Growing AI use could pose financial stability risks: Shaktikanta Das

Remittances are the starting point for many emerging and developing economies, including India, to explore cross-border peer-to-peer payments.

Central Bank Digital Currency, CBDC, Digital Transformation, RBI, AI, Artificial Intelligence
The increasing digitalisation of financial services has globally improved the efficiency of the financial sector. (Image/PTI)

The increasing adoption of artificial intelligence (AI) and machine learning in financial services globally can lead to financial stability risks, and warrants adequate risk mitigation practices by banks, Reserve Bank of India governor Shaktikanta Das said on Monday.

In his keynote address at the conference on ‘Central Banking at Crossroads’, Das said the possibility of extending real-time gross settlement to settle transactions in key trade currencies like US dollar, euro and pound could be explored through bilateral or multilateral agreements.

“The heavy reliance on AI can lead to concentration risks, especially when a small number of tech providers dominate the market. This could amplify systemic risks, as failures or disruptions in these systems may cascade across the entire financial sector,” said Das. The growing use of AI introduces new vulnerabilities like increased susceptibility to cyber attacks and data breaches.

“AI’s opacity makes it difficult to audit or interpret the algorithms which drive decisions. This could potentially lead to unpredictable consequences in the markets,” the central bank chief said.

The increasing digitalisation of financial services has globally improved the efficiency of the financial sector. However, it has also introduced new challenges that central banks must address.

“In the modern world with deep social media presence and vast access to online banking with money transfer happening in seconds, rumours and misinformation can spread very quickly and can cause liquidity stress. Banks have to remain alert in the social media space and also strengthen their liquidity buffers,’’ Das said.

The private credit markets have expanded rapidly with limited regulation. They pose significant risks to financial stability, particularly since they have not been stress-tested in a downturn, he added.

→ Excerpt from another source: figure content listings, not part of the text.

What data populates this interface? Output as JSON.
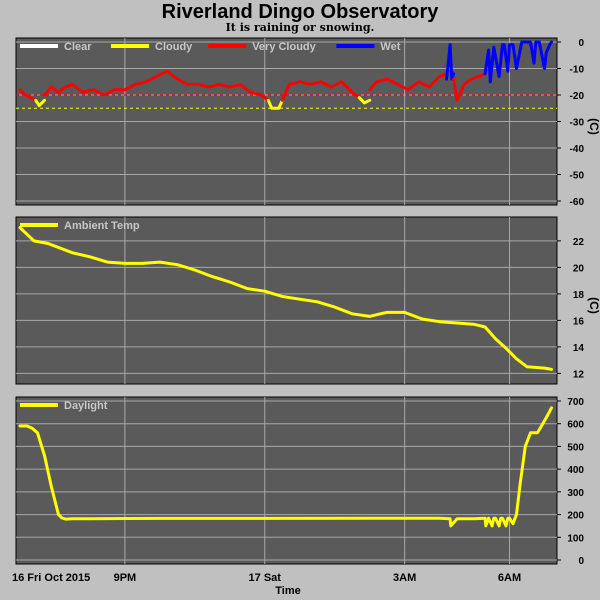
{
  "title": "Riverland Dingo Observatory",
  "subtitle": "It is raining or snowing.",
  "x_axis": {
    "start_label": "16 Fri Oct 2015",
    "label": "Time",
    "ticks": [
      {
        "label": "9PM",
        "hours": 3
      },
      {
        "label": "17 Sat",
        "hours": 7
      },
      {
        "label": "3AM",
        "hours": 11
      },
      {
        "label": "6AM",
        "hours": 14
      }
    ],
    "range_hours": [
      0,
      15.3
    ]
  },
  "colors": {
    "background": "#c0c0c0",
    "plot_background": "#5a5a5a",
    "grid": "#a8a8a8",
    "clear": "#ffffff",
    "cloudy": "#ffff00",
    "very_cloudy": "#ff0000",
    "wet": "#0000ff",
    "threshold": "#ffff00",
    "threshold_red": "#ff0000"
  },
  "chart_data": [
    {
      "type": "line",
      "id": "cloud",
      "legend": [
        {
          "name": "Clear",
          "color": "#ffffff"
        },
        {
          "name": "Cloudy",
          "color": "#ffff00"
        },
        {
          "name": "Very Cloudy",
          "color": "#ff0000"
        },
        {
          "name": "Wet",
          "color": "#0000ff"
        }
      ],
      "ylabel": "(C)",
      "ylim": [
        -60,
        0
      ],
      "yticks": [
        0,
        -10,
        -20,
        -30,
        -40,
        -50,
        -60
      ],
      "grid": true,
      "thresholds": [
        {
          "value": -20,
          "color": "#ff0000"
        },
        {
          "value": -25,
          "color": "#ffff00"
        }
      ],
      "segments": [
        {
          "condition": "Very Cloudy",
          "color": "#ff0000",
          "x": [
            0,
            0.15,
            0.3,
            0.45
          ],
          "y": [
            -18,
            -20,
            -21,
            -22
          ]
        },
        {
          "condition": "Cloudy",
          "color": "#ffff00",
          "x": [
            0.45,
            0.55,
            0.7
          ],
          "y": [
            -22,
            -24,
            -22
          ]
        },
        {
          "condition": "Very Cloudy",
          "color": "#ff0000",
          "x": [
            0.7,
            0.9,
            1.1,
            1.3,
            1.5,
            1.8,
            2.1,
            2.4,
            2.7,
            3.0,
            3.3,
            3.6,
            3.9,
            4.2,
            4.5,
            4.8,
            5.1,
            5.4,
            5.7,
            6.0,
            6.3,
            6.6,
            6.9,
            7.1
          ],
          "y": [
            -20,
            -17,
            -19,
            -17,
            -16,
            -19,
            -18,
            -20,
            -18,
            -18,
            -16,
            -15,
            -13,
            -11,
            -14,
            -16,
            -16,
            -17,
            -16,
            -17,
            -16,
            -19,
            -20,
            -22
          ]
        },
        {
          "condition": "Cloudy",
          "color": "#ffff00",
          "x": [
            7.1,
            7.2,
            7.4,
            7.5
          ],
          "y": [
            -22,
            -25,
            -25,
            -22
          ]
        },
        {
          "condition": "Very Cloudy",
          "color": "#ff0000",
          "x": [
            7.5,
            7.7,
            8.0,
            8.3,
            8.6,
            8.9,
            9.2,
            9.5,
            9.7
          ],
          "y": [
            -22,
            -16,
            -15,
            -16,
            -15,
            -17,
            -15,
            -19,
            -21
          ]
        },
        {
          "condition": "Cloudy",
          "color": "#ffff00",
          "x": [
            9.7,
            9.85,
            10.0
          ],
          "y": [
            -21,
            -23,
            -22
          ]
        },
        {
          "condition": "Very Cloudy",
          "color": "#ff0000",
          "x": [
            10.0,
            10.2,
            10.5,
            10.8,
            11.1,
            11.4,
            11.7,
            12.0,
            12.2
          ],
          "y": [
            -18,
            -15,
            -14,
            -16,
            -18,
            -15,
            -17,
            -13,
            -12
          ]
        },
        {
          "condition": "Wet",
          "color": "#0000ff",
          "x": [
            12.2,
            12.3,
            12.35,
            12.4
          ],
          "y": [
            -14,
            -1,
            -14,
            -12
          ]
        },
        {
          "condition": "Very Cloudy",
          "color": "#ff0000",
          "x": [
            12.4,
            12.5,
            12.7,
            12.9,
            13.1,
            13.3
          ],
          "y": [
            -14,
            -22,
            -16,
            -14,
            -13,
            -12
          ]
        },
        {
          "condition": "Wet",
          "color": "#0000ff",
          "x": [
            13.3,
            13.4,
            13.45,
            13.55,
            13.7,
            13.8,
            13.85,
            13.95,
            14.0,
            14.1,
            14.2,
            14.35,
            14.5,
            14.6,
            14.7,
            14.75,
            14.85,
            15.0,
            15.05,
            15.15,
            15.2
          ],
          "y": [
            -12,
            -3,
            -15,
            -2,
            -13,
            -1,
            -1,
            -11,
            -1,
            -1,
            -10,
            0,
            0,
            0,
            -8,
            0,
            0,
            -10,
            -4,
            -1,
            0
          ]
        }
      ]
    },
    {
      "type": "line",
      "id": "ambient",
      "legend": [
        {
          "name": "Ambient Temp",
          "color": "#ffff00"
        }
      ],
      "ylabel": "(C)",
      "ylim": [
        11.5,
        23.5
      ],
      "yticks": [
        12,
        14,
        16,
        18,
        20,
        22
      ],
      "grid": true,
      "series": [
        {
          "name": "Ambient Temp",
          "color": "#ffff00",
          "x": [
            0,
            0.4,
            0.8,
            1.5,
            2.0,
            2.5,
            3.0,
            3.5,
            4.0,
            4.5,
            5.0,
            5.5,
            6.0,
            6.5,
            7.0,
            7.5,
            8.0,
            8.5,
            9.0,
            9.5,
            10.0,
            10.3,
            10.5,
            11.0,
            11.5,
            12.0,
            12.5,
            13.0,
            13.3,
            13.6,
            13.9,
            14.2,
            14.5,
            15.0,
            15.2
          ],
          "y": [
            23.0,
            22.0,
            21.8,
            21.1,
            20.8,
            20.4,
            20.3,
            20.3,
            20.4,
            20.2,
            19.8,
            19.3,
            18.9,
            18.4,
            18.2,
            17.8,
            17.6,
            17.4,
            17.0,
            16.5,
            16.3,
            16.5,
            16.6,
            16.6,
            16.1,
            15.9,
            15.8,
            15.7,
            15.5,
            14.6,
            13.9,
            13.1,
            12.5,
            12.4,
            12.3
          ]
        }
      ]
    },
    {
      "type": "line",
      "id": "daylight",
      "legend": [
        {
          "name": "Daylight",
          "color": "#ffff00"
        }
      ],
      "ylabel": "",
      "ylim": [
        0,
        700
      ],
      "yticks": [
        0,
        100,
        200,
        300,
        400,
        500,
        600,
        700
      ],
      "grid": true,
      "series": [
        {
          "name": "Daylight",
          "color": "#ffff00",
          "x": [
            0,
            0.2,
            0.35,
            0.5,
            0.7,
            0.9,
            1.1,
            1.2,
            1.3,
            1.5,
            2.0,
            4.0,
            7.0,
            10.0,
            12.0,
            12.3,
            12.32,
            12.5,
            13.0,
            13.3,
            13.32,
            13.4,
            13.5,
            13.55,
            13.6,
            13.7,
            13.75,
            13.8,
            13.9,
            13.95,
            14.0,
            14.1,
            14.2,
            14.3,
            14.45,
            14.6,
            14.8,
            14.95,
            15.1,
            15.2
          ],
          "y": [
            590,
            590,
            580,
            560,
            460,
            320,
            200,
            185,
            180,
            182,
            182,
            183,
            183,
            184,
            184,
            182,
            150,
            182,
            182,
            184,
            150,
            184,
            150,
            184,
            184,
            150,
            184,
            184,
            150,
            184,
            184,
            160,
            200,
            330,
            500,
            560,
            560,
            600,
            640,
            670
          ]
        }
      ]
    }
  ]
}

India and a few other economies have already commenced efforts to expand linkage of cross-border fast payment systems both in the bilateral and multilateral modes, Das said.

Remittances are the starting point for many emerging and developing economies, including India, to explore cross-border peer-to-peer payments. “We believe there is immense scope to significantly reduce the cost and time for such remittances,” he said, adding that the Central Bank Digital Currency (CBDC) is another area which has the potential to facilitate efficient cross-border payments.

Going forward, he said, harmonisation of standards and interoperability would be important for CBDCs for cross-border payments and to overcome the serious financial stability concerns associated with cryptocurrencies.